05/12/2019 - Foi realizada, nesta quarta-feira (4), a cerimônia de entrega de doação de brinquedos e materiais pedagógicos para alunos do 1º ao 4º ano da Escola Municipal Professora Palmira de Souza, em Lagoa Grande. A doação foi resultado de um Acordo de Não Persecução Penal firmado pelo Ministério Público de Pernambuco (MPPE), por meio da Promotoria do município, no qual a pessoa indiciada, além da prestação de serviços à comunidade, também realizou uma doação no valor de R$ 500,00 revertidos em material didático e recreativo para a escola.

O acordo de não persecução penal é um instrumento do direito penal que visa desafogar o judiciário e o sistema de persecução penal. Levando ao poder judiciário, de forma célere e adequada, os crimes mais graves e importantes. E, deixando aqueles crimes de menor gravidade, praticados sem violência ou grave ameaça, para que o Ministério Público possa resolver através de um acordo, sem a formulação da denúncia criminal”, destacou o promotor de Justiça Filipe Regueira.

Celebração de doação realizada a Escola Municipal Professora Palmira de Souza (04/12/2019)

Ainda segundo o promotor, o acordo também permite que o Ministério Público possa impor condições que beneficiem a coletividade, como, por exemplo, a doação dirigida a entidades públicas e privadas sem fins lucrativos e de relevância social. “No caso, a escola municipal foi privilegiada por esse acordo por ter apresentado bom comportamento, assiduidade pelos alunos, e bons índices no Índice de Desenvolvimento da Educação Básica (IDEB)”, destacou Regueira.

Com o objetivo de informar os alunos da importância da atuação do Ministério Público, posteriormente ocorreu uma conversa sobre cidadania, direitos (boa merenda e estrutura escolar) e deveres (assiduidade, obediência aos professores e cuidado com a escola). Na ocasião, também foi feita uma escuta acerca das necessidades da instituição de ensino. O evento contou com a participação da secretária de Educação, Fabiana Ribeiro, da diretora da escola e professores.

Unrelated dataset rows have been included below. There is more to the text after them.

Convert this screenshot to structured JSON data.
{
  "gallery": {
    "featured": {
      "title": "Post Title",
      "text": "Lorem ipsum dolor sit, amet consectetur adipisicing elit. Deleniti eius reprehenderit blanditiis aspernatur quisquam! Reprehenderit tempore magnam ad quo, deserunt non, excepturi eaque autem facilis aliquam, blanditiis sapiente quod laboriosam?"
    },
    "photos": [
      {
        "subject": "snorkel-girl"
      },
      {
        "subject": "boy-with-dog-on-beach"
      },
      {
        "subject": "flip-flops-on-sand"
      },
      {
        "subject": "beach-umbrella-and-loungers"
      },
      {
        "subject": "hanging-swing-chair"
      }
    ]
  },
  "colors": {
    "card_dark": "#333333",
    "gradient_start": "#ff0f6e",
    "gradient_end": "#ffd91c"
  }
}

04/12/2019 - Três integrantes de uma organização criminosa que atuava na receptação e venda de cargas roubadas de combustíveis foram presos na manhã de ontem (3) com a deflagração da Operação Reditus, conduzida pelo Ministério Público de Pernambuco (MPPE), Secretaria Estadual da Fazenda (Sefaz) e pelas Polícias Civil e Militar de Pernambuco. Outros quatro integrantes do grupo tiveram suas prisões preventivas decretadas e, como não foram localizados, estão foragidos da Justiça. Ainda durante a operação foram interditados cinco postos de combustíveis localizados no Recife, Jaboatão dos Guararapes, Olinda e Paulista; as empresas, além das residências dos integrantes da organização criminosa, também foram alvo de mandados de busca e apreensão. Os detalhes da operação foram apresentados hoje (4), em entrevista coletiva realizada no auditório do Centro Cultural Rossini Alves Couto, no bairro de Santo Amaro.

O coordenador do Grupo de Atuação Especializada no Combate às Organizações Criminosas (Gaeco), promotor de Justiça Frederico Magalhães, destacou que os postos interditados estavam interligados pela atuação do grupo criminoso, que recebia os caminhões de combustível desviado durante a noite da sexta-feira, abastecia os tanques dos postos e revendia o produto com pagamento apenas em espécie, sem emitir notas fiscais, em promoções relâmpago nos sábados e domingos.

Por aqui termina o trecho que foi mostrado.